No file of this Journal has as yet been discovered. If Mr. Usher preserved one, (which he said he did), it may have been destroyed in the burning of his barn, as some burned fragments were there found. A few stray copies have found their way into the Historical Society's collection.

But before the suspension of the Journal, it had a competitor, the Medford Chronicle, edited and published by Amos B. Morss, he also of West Medford. But Mr. Morss had an office at Medford square, having set up a printing office there a year or two before launching the Chronicle. At an early date it bore this claim,—‘the only newspaper printed in Medford,’—doubtless correct. Mr. Morss is credited with having been ‘almost the first, if not the first, publisher to use what are termed ‘patent outsides.’’ Be that as it may, both papers gave evidence of liberal use of ‘scissors and paste pot’ in their make-up.

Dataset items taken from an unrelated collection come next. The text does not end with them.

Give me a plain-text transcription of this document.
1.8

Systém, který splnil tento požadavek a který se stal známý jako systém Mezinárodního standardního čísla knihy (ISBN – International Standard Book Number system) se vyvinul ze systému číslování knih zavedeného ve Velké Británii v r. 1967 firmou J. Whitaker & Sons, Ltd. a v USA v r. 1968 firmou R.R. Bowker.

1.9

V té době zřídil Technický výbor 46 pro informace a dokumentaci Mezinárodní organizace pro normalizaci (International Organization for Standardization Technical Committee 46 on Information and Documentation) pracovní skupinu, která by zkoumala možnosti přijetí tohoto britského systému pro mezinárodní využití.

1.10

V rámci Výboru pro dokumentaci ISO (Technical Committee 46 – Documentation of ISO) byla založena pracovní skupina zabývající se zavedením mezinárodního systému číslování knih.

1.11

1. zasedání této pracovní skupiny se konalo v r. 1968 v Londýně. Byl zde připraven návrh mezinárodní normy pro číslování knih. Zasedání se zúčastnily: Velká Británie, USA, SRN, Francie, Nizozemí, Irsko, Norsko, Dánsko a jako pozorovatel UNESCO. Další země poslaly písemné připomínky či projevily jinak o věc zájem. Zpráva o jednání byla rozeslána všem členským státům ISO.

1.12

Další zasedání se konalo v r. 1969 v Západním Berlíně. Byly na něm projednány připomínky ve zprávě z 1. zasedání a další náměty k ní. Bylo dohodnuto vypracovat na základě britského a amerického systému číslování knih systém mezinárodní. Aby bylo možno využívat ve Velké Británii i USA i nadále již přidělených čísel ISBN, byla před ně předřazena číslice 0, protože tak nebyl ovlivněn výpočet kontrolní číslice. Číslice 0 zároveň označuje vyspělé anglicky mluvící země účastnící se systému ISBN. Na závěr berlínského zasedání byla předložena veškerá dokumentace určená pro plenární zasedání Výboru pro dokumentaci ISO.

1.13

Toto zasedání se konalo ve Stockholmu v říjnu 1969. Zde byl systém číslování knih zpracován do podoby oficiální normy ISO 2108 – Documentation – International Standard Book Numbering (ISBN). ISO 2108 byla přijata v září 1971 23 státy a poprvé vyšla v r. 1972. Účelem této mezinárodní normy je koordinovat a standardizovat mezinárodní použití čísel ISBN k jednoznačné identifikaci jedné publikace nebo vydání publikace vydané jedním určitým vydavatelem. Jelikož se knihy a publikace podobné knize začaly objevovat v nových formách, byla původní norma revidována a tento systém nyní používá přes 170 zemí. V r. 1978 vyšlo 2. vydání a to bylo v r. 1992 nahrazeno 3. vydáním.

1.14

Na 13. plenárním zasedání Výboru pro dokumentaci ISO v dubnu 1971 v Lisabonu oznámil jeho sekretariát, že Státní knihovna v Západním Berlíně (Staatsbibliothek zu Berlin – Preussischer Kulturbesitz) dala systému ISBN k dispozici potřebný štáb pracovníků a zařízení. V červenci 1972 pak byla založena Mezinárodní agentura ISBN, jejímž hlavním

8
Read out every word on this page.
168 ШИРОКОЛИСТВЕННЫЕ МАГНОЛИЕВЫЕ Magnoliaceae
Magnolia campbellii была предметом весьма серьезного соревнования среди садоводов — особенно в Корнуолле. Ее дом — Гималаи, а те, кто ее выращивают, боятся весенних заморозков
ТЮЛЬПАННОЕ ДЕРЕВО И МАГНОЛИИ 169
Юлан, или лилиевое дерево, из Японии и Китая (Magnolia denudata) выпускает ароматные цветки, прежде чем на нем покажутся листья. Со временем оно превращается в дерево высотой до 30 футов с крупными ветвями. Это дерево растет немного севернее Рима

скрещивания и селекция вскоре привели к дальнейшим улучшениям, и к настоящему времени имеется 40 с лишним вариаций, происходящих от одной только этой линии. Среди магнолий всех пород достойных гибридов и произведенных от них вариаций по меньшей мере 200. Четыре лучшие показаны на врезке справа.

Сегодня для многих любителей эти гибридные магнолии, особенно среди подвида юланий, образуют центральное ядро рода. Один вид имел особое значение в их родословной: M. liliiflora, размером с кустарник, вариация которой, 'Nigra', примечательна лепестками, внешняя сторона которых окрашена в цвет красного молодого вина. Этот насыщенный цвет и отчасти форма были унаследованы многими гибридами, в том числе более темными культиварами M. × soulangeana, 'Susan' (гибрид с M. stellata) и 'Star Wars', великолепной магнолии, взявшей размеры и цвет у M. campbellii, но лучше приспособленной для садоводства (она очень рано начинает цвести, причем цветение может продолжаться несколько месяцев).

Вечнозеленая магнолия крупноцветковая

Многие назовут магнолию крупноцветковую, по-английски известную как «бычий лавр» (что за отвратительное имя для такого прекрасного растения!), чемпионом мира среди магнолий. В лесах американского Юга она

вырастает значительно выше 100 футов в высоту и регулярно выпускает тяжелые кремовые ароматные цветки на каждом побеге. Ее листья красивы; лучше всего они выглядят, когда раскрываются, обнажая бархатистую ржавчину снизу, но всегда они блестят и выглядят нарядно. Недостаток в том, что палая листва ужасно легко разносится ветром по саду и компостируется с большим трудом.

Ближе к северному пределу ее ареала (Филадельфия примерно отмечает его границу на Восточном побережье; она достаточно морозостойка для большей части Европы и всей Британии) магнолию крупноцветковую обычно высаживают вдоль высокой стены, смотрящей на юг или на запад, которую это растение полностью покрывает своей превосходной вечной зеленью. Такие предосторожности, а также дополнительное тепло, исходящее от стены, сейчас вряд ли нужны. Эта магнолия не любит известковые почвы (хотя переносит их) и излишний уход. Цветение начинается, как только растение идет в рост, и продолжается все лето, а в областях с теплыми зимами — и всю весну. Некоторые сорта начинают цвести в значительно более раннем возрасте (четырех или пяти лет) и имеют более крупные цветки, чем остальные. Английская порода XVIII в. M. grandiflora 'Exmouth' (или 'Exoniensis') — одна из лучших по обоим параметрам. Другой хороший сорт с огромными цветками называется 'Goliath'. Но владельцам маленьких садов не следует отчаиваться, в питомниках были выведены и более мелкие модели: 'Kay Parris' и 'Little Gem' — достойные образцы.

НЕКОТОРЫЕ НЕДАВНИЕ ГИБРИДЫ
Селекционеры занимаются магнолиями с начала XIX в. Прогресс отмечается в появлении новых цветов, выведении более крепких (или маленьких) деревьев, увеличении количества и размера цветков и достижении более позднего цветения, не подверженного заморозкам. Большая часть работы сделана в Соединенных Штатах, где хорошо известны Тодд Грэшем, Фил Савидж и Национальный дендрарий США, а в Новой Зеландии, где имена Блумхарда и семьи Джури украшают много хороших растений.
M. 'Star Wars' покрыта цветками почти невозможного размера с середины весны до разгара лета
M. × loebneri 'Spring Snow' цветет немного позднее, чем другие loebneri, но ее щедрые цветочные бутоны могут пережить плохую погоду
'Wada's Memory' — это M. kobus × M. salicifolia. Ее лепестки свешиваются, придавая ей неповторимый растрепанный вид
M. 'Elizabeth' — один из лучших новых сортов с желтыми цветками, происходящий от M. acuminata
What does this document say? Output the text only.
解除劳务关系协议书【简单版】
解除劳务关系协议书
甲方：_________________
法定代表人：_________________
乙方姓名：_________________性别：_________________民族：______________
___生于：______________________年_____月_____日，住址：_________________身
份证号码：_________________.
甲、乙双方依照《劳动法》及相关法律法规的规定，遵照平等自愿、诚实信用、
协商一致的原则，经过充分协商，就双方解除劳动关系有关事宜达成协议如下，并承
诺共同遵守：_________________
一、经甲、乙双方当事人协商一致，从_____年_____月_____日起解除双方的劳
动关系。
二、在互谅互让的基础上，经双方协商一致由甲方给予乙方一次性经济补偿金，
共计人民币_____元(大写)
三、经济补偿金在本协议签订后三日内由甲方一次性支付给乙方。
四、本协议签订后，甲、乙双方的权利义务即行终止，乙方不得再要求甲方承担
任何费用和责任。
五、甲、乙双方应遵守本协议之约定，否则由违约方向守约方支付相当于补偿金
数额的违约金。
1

There was some rivalry, not altogether good-natured, as seen in the insertion in one (we are not saying which) of a report of a local affair which did not occur and which was duly repeated in a little different form as news in the other and promptly exposed by the first in its next issue,—a clear case of trap-setting and rejoicing over the catch; perhaps not much love lost between.

The Chronicle was a four-page, six-column paper of somewhat smaller size (fifteen by twenty-two inches), but similar in general style to its ‘esteemed contemporary.’